Self-awareness and self-esteem

Self-awareness is how well we know and experience ourselves, it's what we do and don't like, what our basic needs are and how we think and feel. When we're able to utilise and nurture our self-awareness, our self-esteem subsequently rises. It is not only children that require self-awareness. Adults who are more self-aware tend to have stronger relationships with their children. 

Self-esteem is built by many things, mostly external factors. Children who are encouraged to be kind to and praise themselves, make choices and understand themselves, emotions, thoughts and feelings early on tend to have a stronger sense of self, decreased risk to depression and higher tolerance to distressing situations. 

Choices and consequences (behaviour reinforcement) 

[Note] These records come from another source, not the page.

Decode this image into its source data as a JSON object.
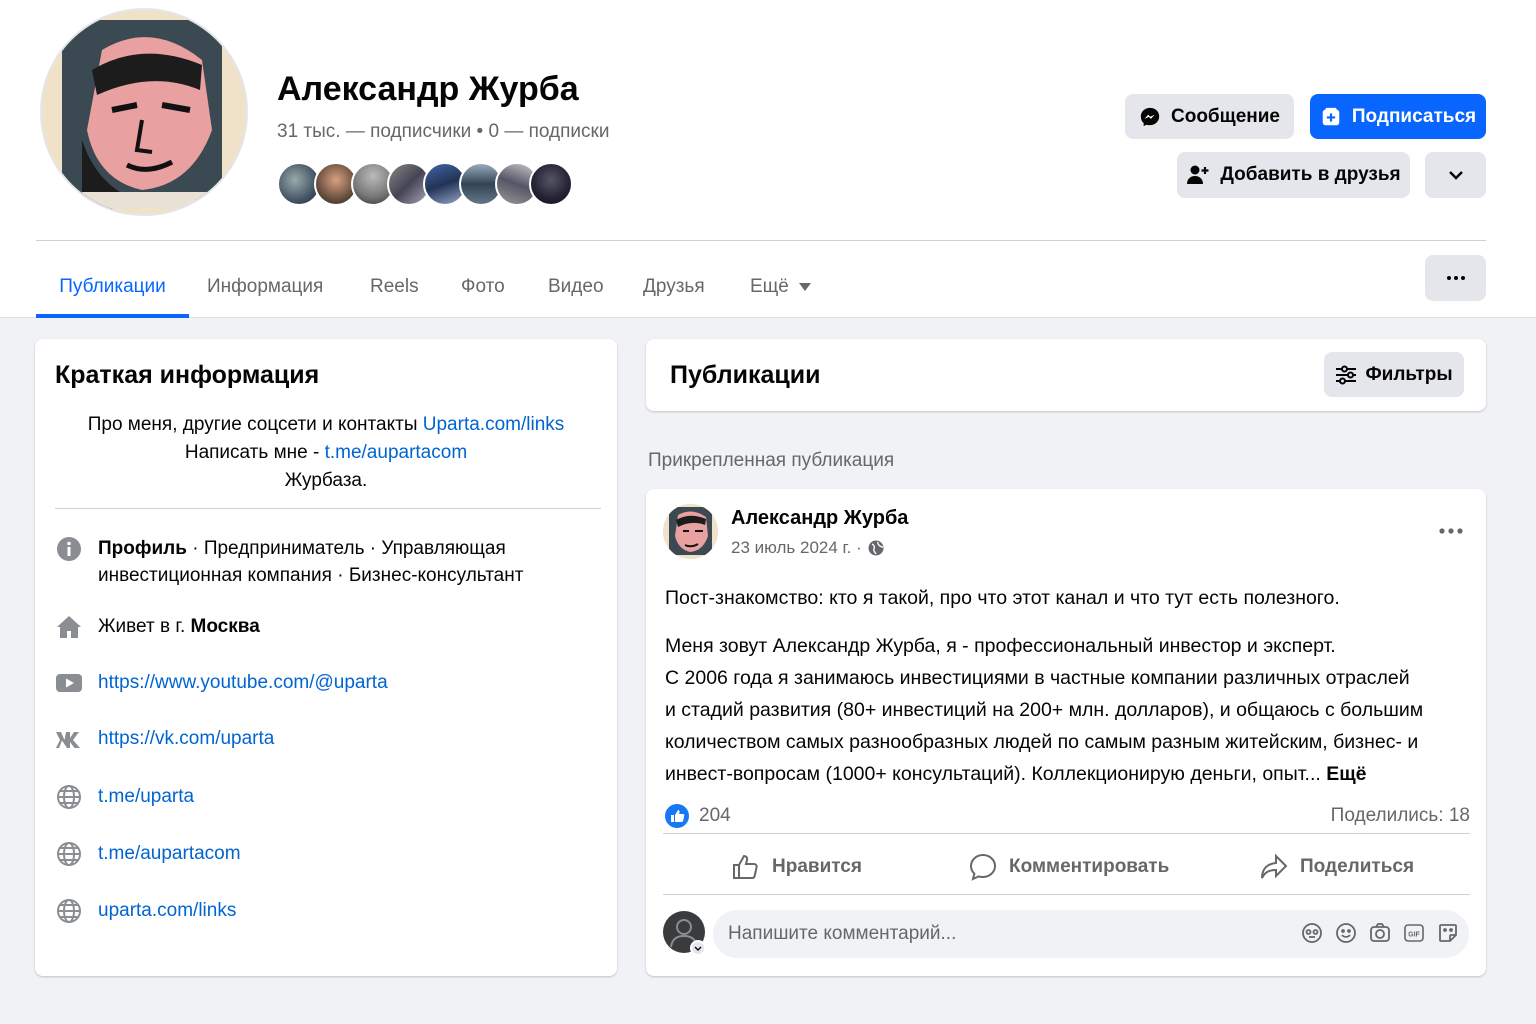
{
  "profile": {
    "name": "Александр Журба",
    "followers": "31 тыс. — подписчики",
    "dot": "•",
    "following": "0 — подписки",
    "buttons": {
      "message": "Сообщение",
      "follow": "Подписаться",
      "add_friend": "Добавить в друзья"
    }
  },
  "tabs": [
    "Публикации",
    "Информация",
    "Reels",
    "Фото",
    "Видео",
    "Друзья",
    "Ещё"
  ],
  "intro": {
    "title": "Краткая информация",
    "bio_line1": "Про меня, другие соцсети и контакты ",
    "bio_link1": "Uparta.com/links",
    "bio_line2": "Написать мне - ",
    "bio_link2": "t.me/aupartacom",
    "bio_line3": "Журбаза.",
    "profile_label": "Профиль",
    "profile_text": " · Предприниматель · Управляющая инвестиционная компания · Бизнес-консультант",
    "lives_prefix": "Живет в г. ",
    "lives_city": "Москва",
    "links": [
      "https://www.youtube.com/@uparta",
      "https://vk.com/uparta",
      "t.me/uparta",
      "t.me/aupartacom",
      "uparta.com/links"
    ]
  },
  "posts": {
    "title": "Публикации",
    "filters": "Фильтры",
    "pinned_label": "Прикрепленная публикация"
  },
  "post": {
    "author": "Александр Журба",
    "date": "23 июль 2024 г. ·",
    "para1": "Пост-знакомство: кто я такой, про что этот канал и что тут есть полезного.",
    "para2_line1": "Меня зовут Александр Журба, я - профессиональный инвестор и эксперт.",
    "para2_line2": "С 2006 года я занимаюсь инвестициями в частные компании различных отраслей и стадий развития (80+ инвестиций на 200+ млн. долларов), и общаюсь с большим количеством самых разнообразных людей по самым разным житейским, бизнес- и инвест-вопросам (1000+ консультаций). Коллекционирую деньги, опыт... ",
    "more": "Ещё",
    "likes": "204",
    "shares": "Поделились: 18",
    "actions": {
      "like": "Нравится",
      "comment": "Комментировать",
      "share": "Поделиться"
    },
    "comment_placeholder": "Напишите комментарий..."
  },
  "colors": {
    "accent": "#0866ff",
    "link": "#0064d1",
    "secondary_text": "#65676b"
  }
}
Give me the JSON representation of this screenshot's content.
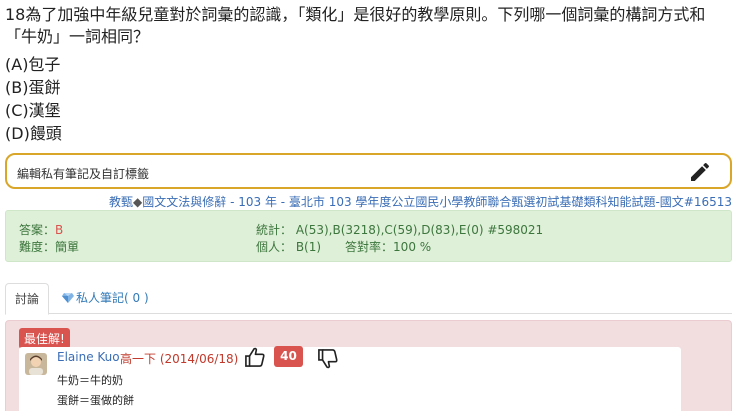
{
  "question": {
    "text": "18為了加強中年級兒童對於詞彙的認識，「類化」是很好的教學原則。下列哪一個詞彙的構詞方式和「牛奶」一詞相同？",
    "options": [
      "(A)包子",
      "(B)蛋餅",
      "(C)漢堡",
      "(D)饅頭"
    ]
  },
  "note_editor": {
    "placeholder": "編輯私有筆記及自訂標籤",
    "icon": "pencil-icon"
  },
  "tags": {
    "category": "教甄",
    "separator": "◆",
    "subject": "國文文法與修辭",
    "exam": " - 103 年 - 臺北市 103 學年度公立國民小學教師聯合甄選初試基礎類科知能試題-國文#16513"
  },
  "stats": {
    "answer_label": "答案：",
    "answer_value": "B",
    "difficulty": "難度：簡單",
    "statistics": "統計： A(53),B(3218),C(59),D(83),E(0) #598021",
    "personal": "個人： B(1)　　答對率：100 %"
  },
  "tabs": {
    "discussion": "討論",
    "private_notes": "私人筆記( 0 )"
  },
  "best_answer": {
    "badge": "最佳解!",
    "author": "Elaine Kuo",
    "meta": "高一下 (2014/06/18)",
    "votes": "40",
    "lines": [
      "牛奶＝牛的奶",
      "蛋餅＝蛋做的餅"
    ]
  },
  "colors": {
    "accent_border": "#d9a62a",
    "link": "#3a6db5",
    "success_bg": "#dff0d8",
    "danger": "#d9534f"
  }
}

There's no doubt that choices and consequences are an integral part of human life. Without them, children and adults alike would seldom know what is right or wrong. The word consequence carries a negative connotation, but we have just as many positive consequences as we do negative. 

 

Choices and consequences, or behaviour reinforcement, focuses on the more positive aspects of parenting - praise, rewards, choices and consequences, negotiating, communicating and placing appropriate responsibility. Choices and consequences encourages children to make their own decisions and equip them with the tools to cope with any potential negative consequences.

Appropriate expectations 

Children have been observed to develop in four different ways: emotionally, intellectually, socially and physically. It is normal to become frustrated when your child cannot do something another child their age can do with ease, but we need to be able to match our expectations to what our children can actually do.

 

Children are constantly learning thousands of skills at different rates, and by applying too much pressure, we can create stressed, frustrated, angry, despairing or rebellious children. 

There is plenty, easily accessible information surrounding child developmental stages and ages. 
Something that can help is by writing a list of the expected milestones, the ones your child(ran) has been successful with, and what they're struggling with. For example, if other children of the same age are able to tie their shoelaces, but your child is not - this is unlikely a cause for medical concern, and simply something to be focused on as a goal as part of learning. 

If you're finding that your child is not meeting the expected milestones and this is causing concern, it may be time to contact a GP for advice.